New research released today holds the key to meeting the growing demand for housing in regional towns and cities around the country, according to the Regional Australia Institute (RAI).
RAI CEO Liz Ritchie says understanding the six new markets identified in its latest report – Building the Good Life: Foundations of regional housing, will help deliver more affordable and appropriate homes.
“Regional Australia is experiencing a moment in history like no other. In the decade to 2020, its population grew by an average of 76,500 people per annum. A life in the regions is now more attractive than ever before,” Liz Ritchie said.
“As millions of Australians either choose to stay in the regions, or make the move, this surge in popularity brings with it growing pains that need addressing as we contend with the unique settings facing our regions,” Ms Ritchie said.
Our research aims to provide policymakers, industry and regional leaders with new information about the six different housing markets in Australia and highlights the need for place-based initiatives moving forward.
The six housing markets identified in the report are:
| Housing Market
|| Number of LGAs
| 1. Stalled
|| Small, stalled, inland and low-cost
|| 31 LGAs
| 2. Volatile
|| Small, stalled, low-cost and volatile
|| 23 LGAs
| 3. Stable
|| Mid-sized, agricultural
|| 157 LGAs
| 4. Coastal
|| Larger, average cost
|| 58 LGAs
| 5. Growth Zone
|| Peri-urban, urban, major regional cities
|| 87 LGAs
| 6. Most Expensive
|| Sydney and Melbourne
|| 40 LGAs
“Failure to recognise the distinct regional housing markets in Australia and respond accordingly will see the current pressures continue to escalate,” Liz Ritchie said.
“With the drivers of markets quite different in respective markets, responses need to be calibrated accordingly to ensure they improve the situation.
“If blanket policies are introduced to incentivise new builds within stalled markets (31 inland LGAs) these may also exacerbate land-supply pressures in the more active growth zone markets (87 LGAs).

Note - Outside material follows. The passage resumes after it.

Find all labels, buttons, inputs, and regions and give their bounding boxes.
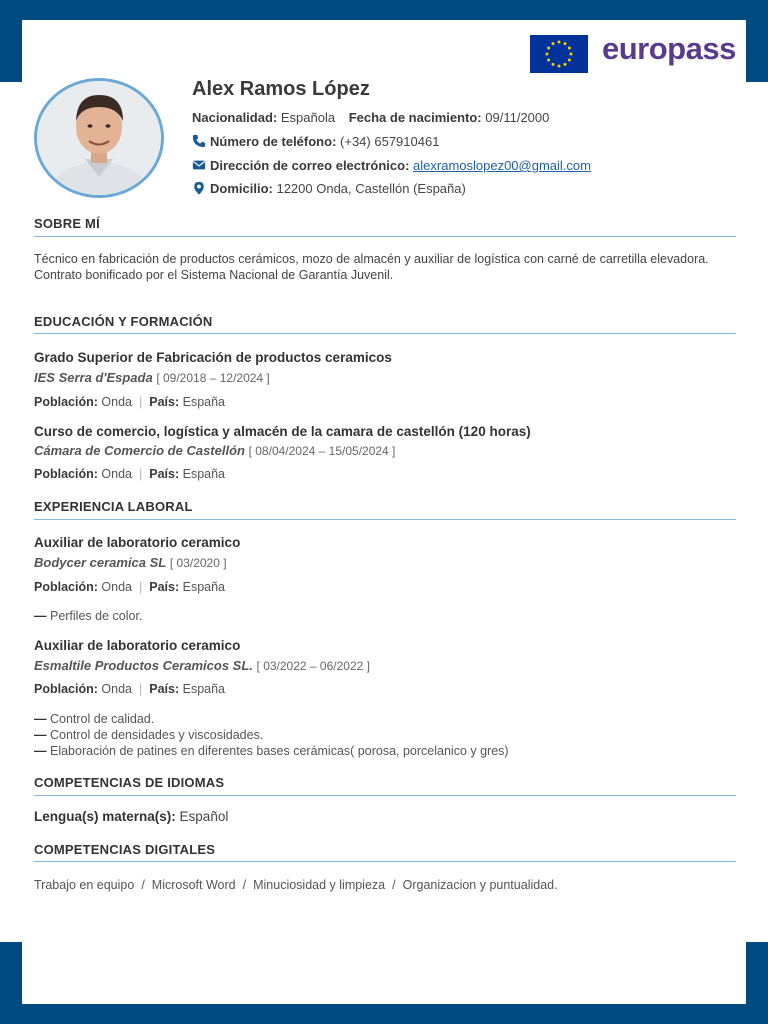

“Conversely, policies that bring more land to market should help alleviate undersupply in fast-growing regions but will have no impact on low-growth regions where land supply is already plentiful.
“The way forward in Lismore may need to be vastly different to meeting the housing challenges in Byron Bay. Adhering to a ‘one-size-fits-all’ plan could see locals priced out of the market, regional economic growth constrained, a further tightening of the rental market, and/or the most vulnerable in our community bearing the brunt of the housing challenge.
“With more than 84,000 jobs advertised in March 2022 – yet another record broken – regional employers are looking for staff and they need appropriate housing to accommodate them,” Liz Ritchie said.
The latest research focussed on historic and current housing initiatives domestically, as well as the responses internationally in Scandinavia, the United States, Canada and the British Isles.
“By looking at what has worked over overseas, this new research provides a new way forward for Australia and its growing regions,” Liz Ritchie said.
“In the US, failed housing markets have been associated with long term, entrenched disadvantage for more than a century. To ensure our regions can meet their potential – housing must be reassessed,” Liz Ritchie concluded.
Building the Good Life: Foundations of regional housing was launched today by South Australia Minister for Regional Development, the Hon, Claire Scriven MLC at the RAI’s Regions Rising SA Australia event. To view the report, please click here.
This report was undertaken as part of the RAI’s Intergovernmental Shared Inquiry Program and sits within the RAI’s Housing Research series, Building the Good Life. The first report of this series was a discussion paper, Building the Good Life: meeting the demand for regional housing. The Shared Inquiry Program is funded and directed by a group of Commonwealth, State and Territory governments.